Courtesy of Washed Up Emo/Michael Dubin

In 2007, a record industry executive named Tom Mullen started a blog devoted to the emo bands he grew up loving in the ’80s and ’90s. At the time Mullen’s labor of love, which he called Washed Up Emo, was out of step with what was fashionable in music. A commercial heyday earlier in the decade headlined by MTV favorites like Fall Out Boy, My Chemical Romance, and Dashboard Confessional sparked a nasty backlash that turned “emo” into a dirty word. But Mullen nevertheless persisted, eventually starting a Washed Up Emo podcast in 2011 that was devoted to interviews with the scene’s most important figures, from its roots in ’80s hardcore through what Mullen calls emo’s “hair-metal” era in the 21st century.
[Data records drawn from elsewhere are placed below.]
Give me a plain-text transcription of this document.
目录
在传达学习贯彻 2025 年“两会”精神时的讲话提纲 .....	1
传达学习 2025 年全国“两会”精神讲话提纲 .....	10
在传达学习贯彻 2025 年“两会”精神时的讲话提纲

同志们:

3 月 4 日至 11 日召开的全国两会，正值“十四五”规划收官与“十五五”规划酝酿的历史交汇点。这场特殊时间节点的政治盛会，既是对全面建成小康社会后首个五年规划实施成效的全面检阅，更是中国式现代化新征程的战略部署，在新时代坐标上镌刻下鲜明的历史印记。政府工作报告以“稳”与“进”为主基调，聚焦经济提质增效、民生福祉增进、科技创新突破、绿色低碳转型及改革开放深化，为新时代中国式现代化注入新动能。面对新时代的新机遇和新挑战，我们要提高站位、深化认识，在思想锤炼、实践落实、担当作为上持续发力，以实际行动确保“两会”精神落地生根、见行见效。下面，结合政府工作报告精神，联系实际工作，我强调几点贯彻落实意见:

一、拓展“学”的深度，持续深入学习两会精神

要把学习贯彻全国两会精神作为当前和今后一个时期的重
After 10 years as a genre historian, Mullen has compiled several of those interviews into a new book, Anthology Of Emo Volume 1, that includes chapters on The Promise Ring, Dashboard Confessional, Texas Is The Reason, The Get Up Kids, American Football, Mineral, Knapsack, and Rainer Maria. Mullen deliberately had Anthology Of Emo designed to look like a reference book, to underline the seriousness of the enterprise. For Mullen, emo remains perpetually understood, no matter the so-called “emo revival” that has elevated dozens of worthy underground bands this decade.

The first sentence of your book is, “Emo was never a four letter word to me.” This is also a running theme on your podcast: You’re very protective of that word. Why?

It you ask 10 people on the street, eight out of 10 are gonna say, ‘Oh, it’s those people that are cutting themselves, with the haircuts, that go to Hot Topic.’ Unfortunately, the word has always been hated. I’ve done 100-plus interviews; I don’t think anybody has been like, ‘I’m so happy we are [considered emo].’

What exactly is so offensive about “emo”?

There’s an instant thought of: It’s not as good if you say it’s emo. It marginalizes bands. I think there are some writers out there that like to crack a joke. It’s an easy target, and they’ll make a joke about the crying. I don’t blame bands for being like, ‘We’re an indie rock band.’